Bank Indonesia (BI) udah mutusin buat naikin BI 7-Day Reverse Repo Rate (BI7DRR) sebesar 25 bps menjadi 6%, pada Kamis (19/10/2023) minggu kemarin.
Dilansir dari laman BI, kebijakan ini diambil buat memperkuat kebijakan stabilisasi nilai tukar Rupiah dari dampak meningkat tingginya ketidakpastian global serta sebagai langkah pre-emptive dan forward looking buat memitigasi dampaknya terhadap inflasi barang impor, sehingga dengan begitu inflasi bisa tetap terkendali.
Bambang Eka Jaya, seorang Pakar Properti yang juga Wakil Ketua Umum DPP Real Estat Indonesia (REI) bilang, setiap kenaikan suku bunga acuan BI bakal memilik dampak terhadap KPR komersial atau non-subsidi.
“Tentu hal ini bukan hanya karena nilai rupiah yang melemah, tapi juga berkaitan dengan kondisi ekonomi dunia yang sedang tidak baik-baik saja,” katanya kepada Kompas.com, Jumat (20/10/2023).
Menurut blio, BI nampak sudah berupaya buat menahan suku bunga acuan 5,75% cukup lama mendekati bunga acuan the Fed yang berkisar 5,25%-5,50%.
“Jadi kenaikan ke 6% relatif wajar.

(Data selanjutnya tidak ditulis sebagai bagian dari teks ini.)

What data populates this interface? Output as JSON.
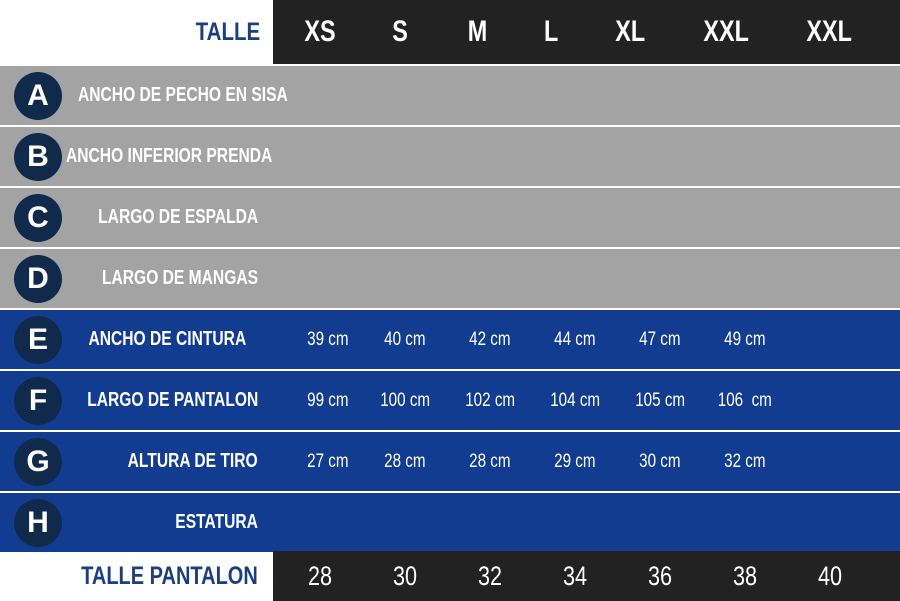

Selama kenaikan bunga masih terkendali, pengaruh terhadap KPR diharapkan tidak terlalu besar,” ungkapnya.
Namun, hal yang harus dijaga biar perekonomian Indonesia tetap stabil, sehingga tak terjadi PHK masal yang pada akhirnya bisa memicu kenaikan non-performing loan (NPL) KPR.
“Ini yang tidak kita ingin terjadi konsumen KPR kami tidak sanggup meneruskan angsuran,” katanya.
Para developer harus mengakali kenaikan suku bunga acuan BI yang bakal berdampak ke bunga KPR dengan berbagai promosi-promosi yang menarik.
“Seperti bunga KPR yang di-self subsidi (bukan subsidi pemerintah), DP ringan, ataupun memasang buyback guaranty ke pihak perbankan agar memudahkan konsumen mendapat kredit,” pungkas Bambang.